Sperm whales and more

Will Rees #4 will take place in Salem, Ma. The merchant captains from Salem opened up American trade with the Orient which, at that time, included India as well as China.
New Bedford and Nantucket are more well known as whaling centers but Salem also had an active whaling industry. The right whales were the first to be taken. Since they kept close to shore, the Indians paddled out in canoes. When the settlers began whaling, they sailed out in shallops, small schooners. The right whales were soon decimated,
Whaling ships then went either to the Arctic, for the Bowhead whale, or to southern waters for the Sperm whale. Of course, as the whaling industry went on, the herds of these whales were exhausted as well, and soon whaling ships were sailing around the Cape of Good Hope to the Pacific.
Although the sperm whales were fighters, plenty of them lost the battle, and very cruelly too. The harpoons didn’t usually kill the whale, that was the job of the lance. That had to be thrown accurately and twisted. Descriptions mention the bloody sea all around the dying whale.

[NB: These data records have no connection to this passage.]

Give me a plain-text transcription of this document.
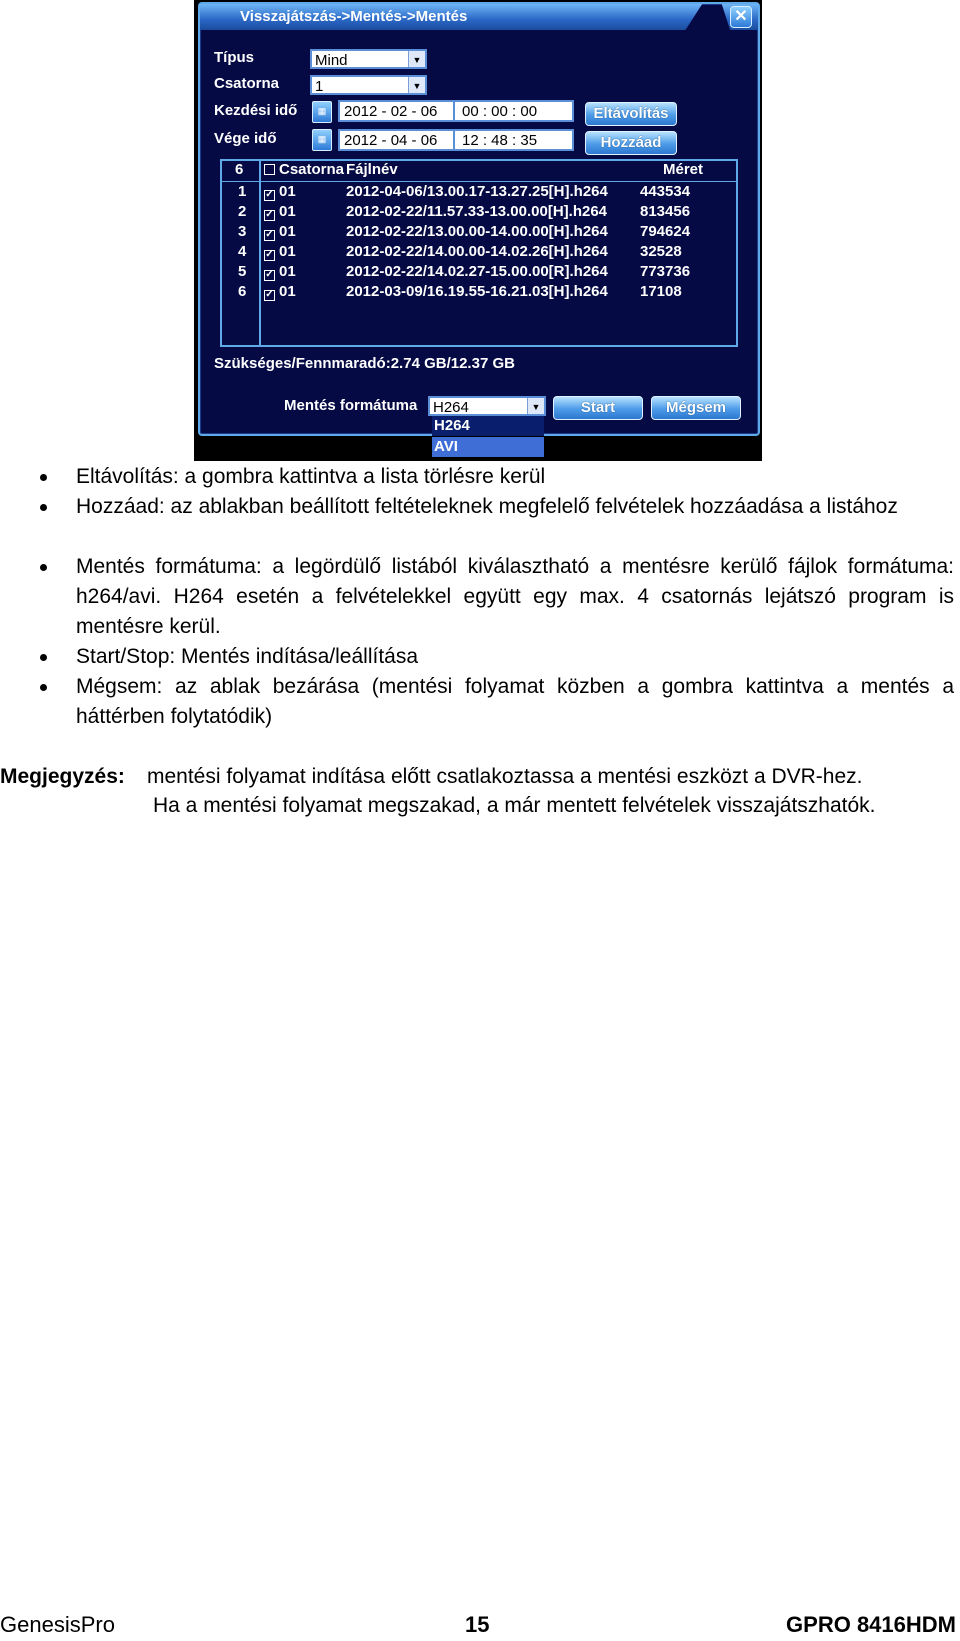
Visszajátszás->Mentés->Mentés	✕
Típus	Mind	▼
Csatorna	1	▼
Kezdési idő	▦	2012 - 02 - 06 00 : 00 : 00	Eltávolítás
Vége idő	▦	2012 - 04 - 06 12 : 48 : 35	Hozzáad
6	Csatorna Fájlnév	Méret
1 ✓ 01	2012-04-06/13.00.17-13.27.25[H].h264 443534
2 ✓ 01	2012-02-22/11.57.33-13.00.00[H].h264 813456
3 ✓ 01	2012-02-22/13.00.00-14.00.00[H].h264 794624
4 ✓ 01	2012-02-22/14.00.00-14.02.26[H].h264 32528
5 ✓ 01	2012-02-22/14.02.27-15.00.00[R].h264 773736
6 ✓ 01	2012-03-09/16.19.55-16.21.03[H].h264 17108
Szükséges/Fennmaradó:2.74 GB/12.37 GB
Mentés formátuma	H264	▼	Start	Mégsem
H264
AVI
Eltávolítás: a gombra kattintva a lista törlésre kerül
Hozzáad: az ablakban beállított feltételeknek megfelelő felvételek hozzáadása a listához
Mentés formátuma: a legördülő listából kiválasztható a mentésre kerülő fájlok formátuma: h264/avi. H264 esetén a felvételekkel együtt egy max. 4 csatornás lejátszó program is mentésre kerül.
Start/Stop: Mentés indítása/leállítása
Mégsem: az ablak bezárása (mentési folyamat közben a gombra kattintva a mentés a háttérben folytatódik)
Megjegyzés: mentési folyamat indítása előtt csatlakoztassa a mentési eszközt a DVR-hez.
Ha a mentési folyamat megszakad, a már mentett felvételek visszajátszhatók.
GenesisPro	15	GPRO 8416HDM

Then the whale was towed back to the ship to be cut into pieces. The blubber, which was not soft fat as we imagine but hard, was cut into large pieces called blankets. Then these were cut into squares about one foot by one foot and then minced. These small pieces were boiled in try pots, or kettles, upon the brick stove which looked sort of like a fire pit, called the try works. The oil was boiled out of this and then the remains were thrown into the fire. Descriptions mention the black greasy cloud of smoke that hung over the whale ships for days.
The sperm whales were prized because their heads contained a chamber, called the case, which contained many barrels of oil. The case was cut open and the oil drained.
. The size of the whale did not determine how many barrels of oil were acquired from the whale and the number of barrels was the final determination of a successful trip. One account described the taking of a smallish whale that still produced 91 barrels of oil.
Whale bone, which was actually taken from the teeth, was also much in demand in this day when women wore corsets. At one time, whale bone was valued at $6.00 per pound, a large sum at that time.
And sometimes whalers found ambergris. It is thought that ambergris was a secretion that formed around a scar or other injury. It t was very valuable as a fixer for perfumes. In those days, the perfume was usually attar of roses. Ambergris is still used sometimes for very expensive perfumes but for most the scent is fixed with something synthetic. A good thing in my opinion.
The whale industry began dying a rapid death after oil was discovered in Pennsylvania in the mid 1800’s, at least in the U.S. Other countries take whales to this day. What a shame! IMHO these magnificent animals should be left alone.